Panorama Económico: Precios y Ventas 2026
A pesar de los desafíos económicos, los locatarios del mercado Tomasa Esteves reportan una afluencia constante de ciudadanos. Según los comerciantes, los precios han mostrado variaciones respecto al año anterior, obligando a las familias a ajustar su presupuesto:
• Pescados y Mariscos: El filete de pescado se cotiza entre los 140 y 180 pesos por kilo, mientras que la mojarra es la opción más buscada por su precio accesible.
• Camarón Seco: Ingrediente clave para el pipián y las tortitas, ronda los 220 y 260 pesos el kilo, vendiéndose principalmente en porciones pequeñas.
• Legumbres: Las habas y lentejas se mantienen estables entre 45 y 60 pesos el kilo, siendo el pilar de la comida de vigilia por su rendimiento.

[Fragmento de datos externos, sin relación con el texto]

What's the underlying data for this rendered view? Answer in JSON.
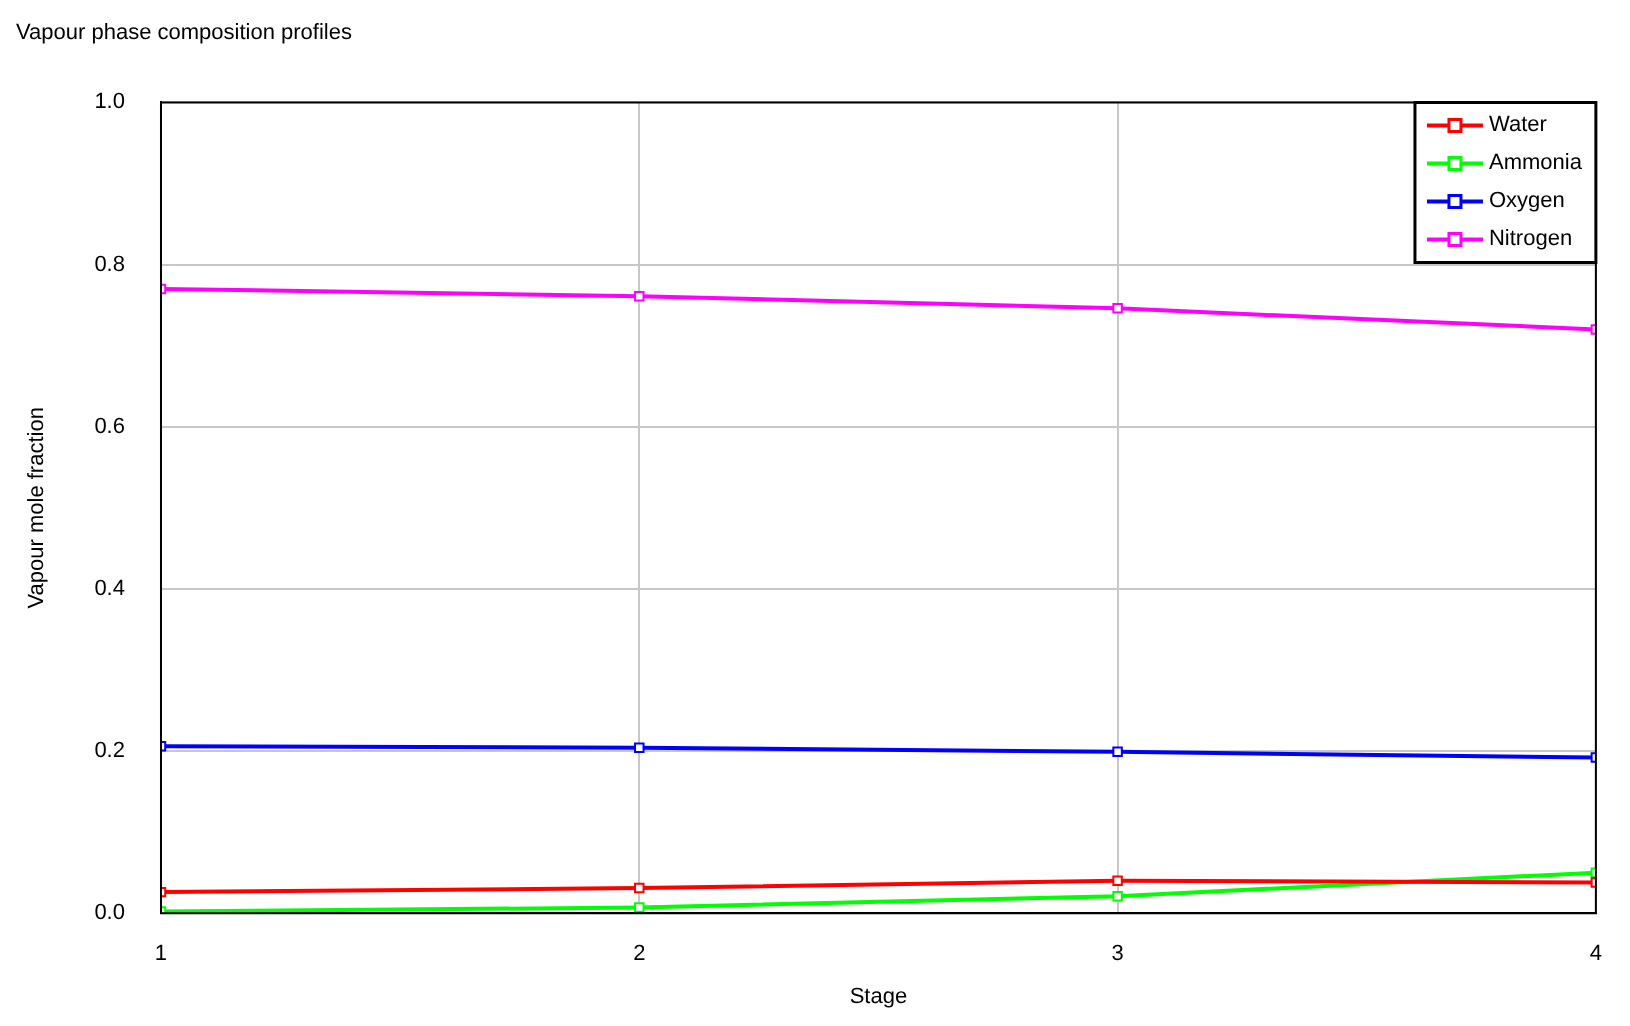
{
  "chart_data": {
    "type": "line",
    "title": "Vapour phase composition profiles",
    "xlabel": "Stage",
    "ylabel": "Vapour mole fraction",
    "x": [
      1,
      2,
      3,
      4
    ],
    "series": [
      {
        "name": "Water",
        "color": "#ff0000",
        "values": [
          0.026,
          0.031,
          0.04,
          0.038
        ]
      },
      {
        "name": "Ammonia",
        "color": "#00ff00",
        "values": [
          0.002,
          0.007,
          0.021,
          0.05
        ]
      },
      {
        "name": "Oxygen",
        "color": "#0000ff",
        "values": [
          0.206,
          0.204,
          0.199,
          0.192
        ]
      },
      {
        "name": "Nitrogen",
        "color": "#ff00ff",
        "values": [
          0.77,
          0.761,
          0.746,
          0.72
        ]
      }
    ],
    "xlim": [
      1,
      4
    ],
    "xticks": [
      1,
      2,
      3,
      4
    ],
    "ylim": [
      0,
      1
    ],
    "yticks": [
      {
        "value": 0,
        "label": "0.0"
      },
      {
        "value": 0.2,
        "label": "0.2"
      },
      {
        "value": 0.4,
        "label": "0.4"
      },
      {
        "value": 0.6,
        "label": "0.6"
      },
      {
        "value": 0.8,
        "label": "0.8"
      },
      {
        "value": 1,
        "label": "1.0"
      }
    ],
    "grid": true,
    "legend": "top right",
    "marker": "square",
    "line_style": "solid"
  }
}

Un respiro para el comercio local
Para los locatarios, la temporada de Cuaresma representa una de las épocas de mayores ventas del año, superando incluso a las festividades decembrinas en el sector de alimentos frescos y semillas.
»Es la temporada donde la gente busca más lo natural; los nopales, las habas y el chile para el pipián no faltan en la mesa salmantina», comentó uno de los comerciantes del área de verduras. A pesar de la inflación, la «comida de cuaresma» sigue siendo una prioridad para los habitantes de Salamanca, quienes ven en estos platillos una forma de preservar su identidad cultural y religiosa.